Apa saja Pantangan Dalam Saparan Joyokusumo? Menurut kepercayaan masyarakat pendukungnya yaitu warga masyarakat Dusun Sengir dan dusun Papak apabila tidak menyelenggarakan Saparan Joyokusumo, menyebabkan terjadi hal-hal atau peristiwa diluar kemampuan manusia seperti banyak orang gila, terjadi wabah penyakit, pertengkaran antar tetangga, dan panen yang kurang baik. Oleh karena itu masyarakat pendukungnya mempunyai kepercayaan bahwa Saparan Joyokusumo tersebut harus tetap dilaksanakan, sebab apabila upacara adat tersebut tidak dilaksanakan dikhawatirkan akan terjadi lagi hal-hal yang diluar kemampuan manusia.
Selain itu warga masyarakat pendukung Saparan Joyokusumo tidak berani merubah atau mengganti hari pelaksanaan upacara yang jatuh setiap bulan Sapar di hari Kamis Wage atau Senin Wage, karena mereka percaya apabila hari pelaksanaan dirubah atau diganti maka akan terjadi hal-hal yang kurang baik bagi warga masyarakat pendukungya.

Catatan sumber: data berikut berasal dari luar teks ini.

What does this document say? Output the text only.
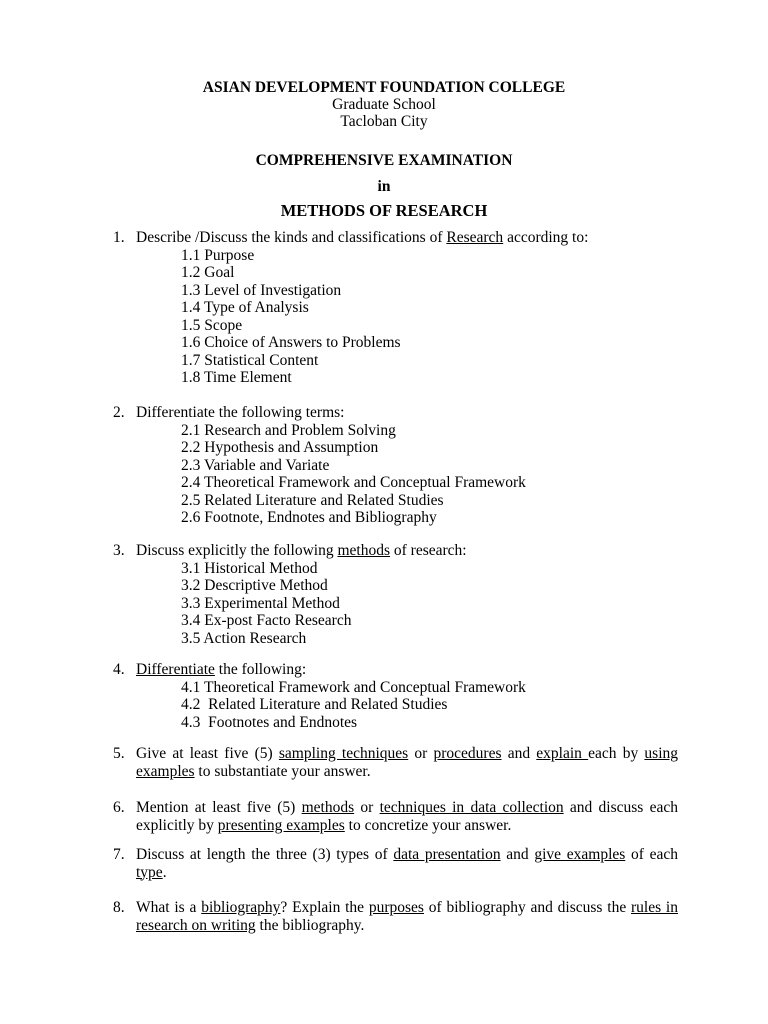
ASIAN DEVELOPMENT FOUNDATION COLLEGE
Graduate School
Tacloban City
COMPREHENSIVE EXAMINATION
in
METHODS OF RESEARCH
1. Describe /Discuss the kinds and classifications of Research according to:
1.1 Purpose
1.2 Goal
1.3 Level of Investigation
1.4 Type of Analysis
1.5 Scope
1.6 Choice of Answers to Problems
1.7 Statistical Content
1.8 Time Element
2. Differentiate the following terms:
2.1 Research and Problem Solving
2.2 Hypothesis and Assumption
2.3 Variable and Variate
2.4 Theoretical Framework and Conceptual Framework
2.5 Related Literature and Related Studies
2.6 Footnote, Endnotes and Bibliography
3. Discuss explicitly the following methods of research:
3.1 Historical Method
3.2 Descriptive Method
3.3 Experimental Method
3.4 Ex-post Facto Research
3.5 Action Research
4. Differentiate the following:
4.1 Theoretical Framework and Conceptual Framework
4.2  Related Literature and Related Studies
4.3  Footnotes and Endnotes
5. Give at least five (5) sampling techniques or procedures and explain each by using examples to substantiate your answer.
6. Mention at least five (5) methods or techniques in data collection and discuss each explicitly by presenting examples to concretize your answer.
7. Discuss at length the three (3) types of data presentation and give examples of each type.
8. What is a bibliography? Explain the purposes of bibliography and discuss the rules in research on writing the bibliography.
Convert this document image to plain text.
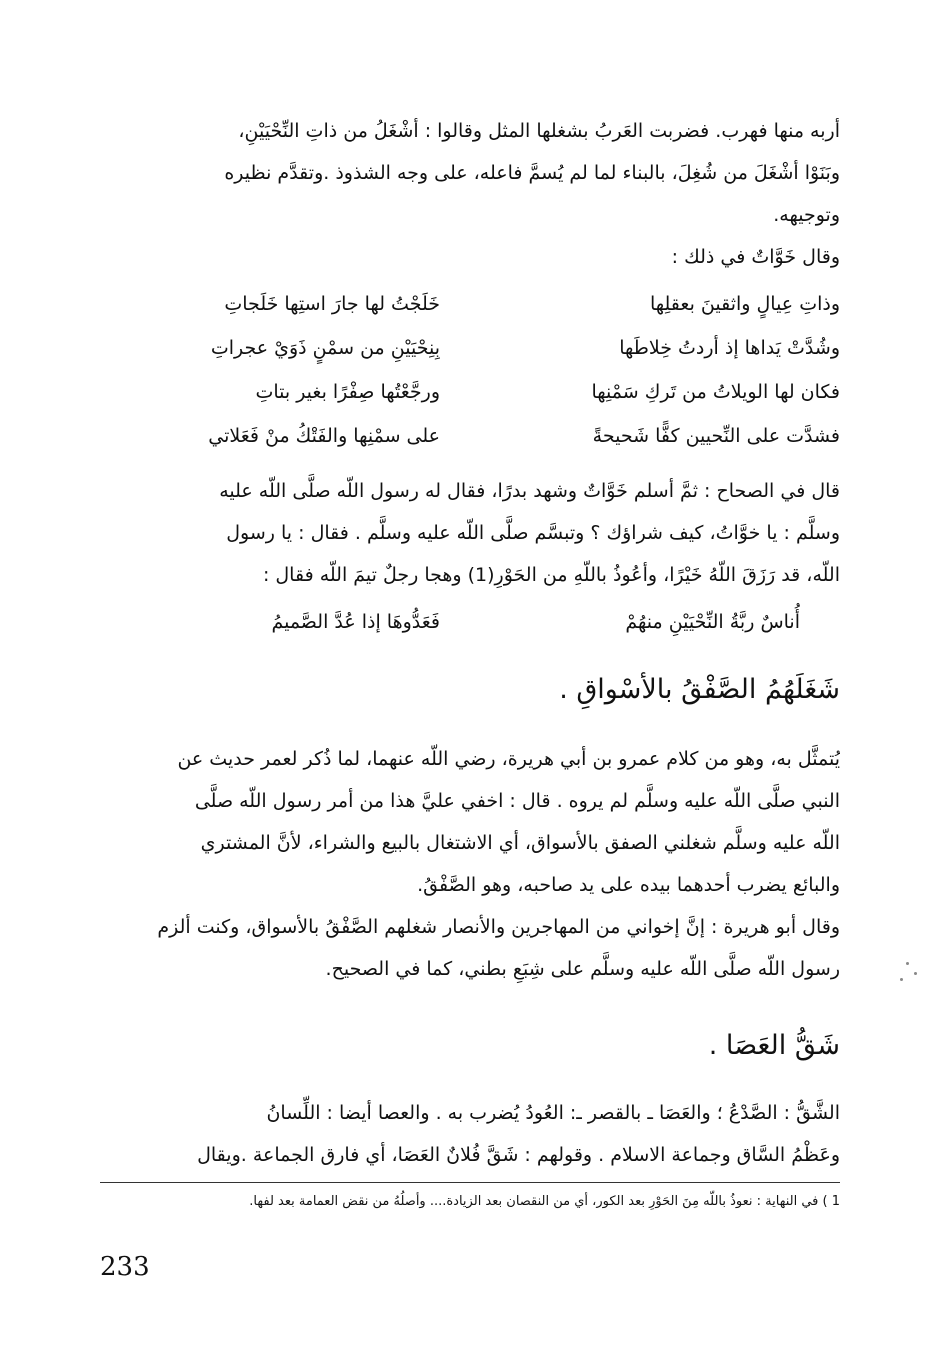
أربه منها فهرب. فضربت العَربُ بشغلها المثل وقالوا : أشْغَلُ من ذاتِ النِّحْيَيْنِ،
وبَنَوْا أشْغَلَ من شُغِلَ، بالبناء لما لم يُسمَّ فاعله، على وجه الشذوذ .وتقدَّم نظيره
وتوجيهه.
وقال خَوَّاتٌ في ذلك :
وذاتِ عِيالٍ واثقينَ بعقلِها
خَلَجْتُ لها جارَ استِها خَلَجاتِ
وشُدَّتْ يَداها إذ أردتُ خِلاطَها
بِنِحْيَيْنِ من سمْنٍ ذَوَيْ عجراتِ
فكان لها الويلاتُ من تَركِ سَمْنِها
ورجَّعْتُها صِفْرًا بغير بتاتِ
فشدَّت على النِّحيين كفًّا شَحيحةً
على سمْنِها والفَتْكُ منْ فَعَلاتي
قال في الصحاح : ثمَّ أسلم خَوَّاتٌ وشهد بدرًا، فقال له رسول اللّه صلَّى اللّه عليه
وسلَّم : يا خوَّاتُ، كيف شراؤك ؟ وتبسَّم صلَّى اللّه عليه وسلَّم . فقال : يا رسول
اللّه، قد رَزَقَ اللّهُ خَيْرًا، وأعُوذُ باللّهِ من الحَوْرِ(1) وهجا رجلٌ تيمَ اللّه فقال :
أُناسٌ ربَّةُ النِّحْيَيْنِ منهُمْ
فَعَدُّوهَا إذا عُدَّ الصَّميمُ
شَغَلَهُمُ الصَّفْقُ بالأسْواقِ .
يُتمثَّل به، وهو من كلام عمرو بن أبي هريرة، رضي اللّه عنهما، لما ذُكر لعمر حديث عن
النبي صلَّى اللّه عليه وسلَّم لم يروه . قال : اخفي عليَّ هذا من أمر رسول اللّه صلَّى
اللّه عليه وسلَّم شغلني الصفق بالأسواق، أي الاشتغال بالبيع والشراء، لأنَّ المشتري
والبائع يضرب أحدهما بيده على يد صاحبه، وهو الصَّفْقُ.
وقال أبو هريرة : إنَّ إخواني من المهاجرين والأنصار شغلهم الصَّفْقُ بالأسواق، وكنت ألزم
رسول اللّه صلَّى اللّه عليه وسلَّم على شِبَعِ بطني، كما في الصحيح.
شَقُّ العَصَا .
الشَّقُّ : الصَّدْعُ ؛ والعَصَا ـ بالقصر ـ: العُودُ يُضرب به . والعصا أيضا : اللِّسانُ
وعَظْمُ السَّاق وجماعة الاسلام . وقولهم : شَقَّ فُلانٌ العَصَا، أي فارق الجماعة .ويقال
1 ) في النهاية : نعوذُ باللّه مِنَ الحَوْرِ بعد الكور، أي من النقصان بعد الزيادة.... وأصلُهُ من نقض العمامة بعد لفها.
233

Kecuali itu mereka juga tidak berani mengganti atau mengurangi macam-macam sesaji yang telah diwariskan oleh para pendahulunya, karena apabila mengganti atau mengurangi sesaji menurut kepercayaan mereka, akan terjadi hal-hal yang kurang baik bagi kehidupannya.
Petugas yang memasak harus dari kaum laki-laki atau bapak-bapak, karena dianggap lebih suci. Selain itu ada pantangan dalam pelaksanaan Saparan Joyokusumo, masakan yang dimasak para bapak-bapak tersebut tidak oleh dicicipi, karena masakan tersebut dipakai/dipersembahkan untuk sesaji upacara sehingga harus dipastikan bersih dan suci, kalau sampai dicicipi diaggap nyisani atau makanan sisa.
Saparan Jayakusumo, setiap tahun dengan sesaji kambing dan para wanita tidak boleh ikut dalam kegiatan tersebut, termasuk memasak daging kambing sesaji. Petugas yang memasak sesaji harus kaum laki-laki (bapak-bapak), termasuk dalam membuat ubarampe harus laki-laki. Diceritakan oleh Bapak Darto Suyono, bahwa pada waktu dahulu ketika pagi hari sedang ada Saparan Joyokusumo bapak-bapak sedang memasak daging kambing sesaji, ada seorang wanita yang sedang dhangir (membersihkan rumput tanaman) di kebun sebelah atas makam Pangeran Joyokusumo berteriak-teriak kepada bapak-bapak yang sedang masak tersebut, ketika ia pulang sampai di rumahnya tiba-tiba wanita itu seperti orang setres kemudian menjadi gila, dan selang beberapa waktu, lama- kelamaan akhirnya meninggal dunia. Sejak peristiwa itu ketika ada bapak-bapak yang sedang menyiapkan uborampe Saparan Joyokusumo, tidak ada wanita yang berani mendekat. Para kaum wanita (ibu-ibu) menyerahkan sepenuhnya kepada bapak-bapak untuk memasak sesaji yang berupa kambing tersebut di komplek makam Pangeran Joyokusumo.
Dengan menghidari segala bentuk pantangan tersebut maka masyarakat pendukungnya percaya bahwa Saparan Joyokusumo akan berjalan lancar dan warga masyarakat pendukungnya yaitu warga masyarakat Dusun Sengir dan Dusun Papak khususnya dan warga masyarakat Kalurahan Kalirejo pada umumnya akan terhindar dari malapetaka dan mendapat berkah.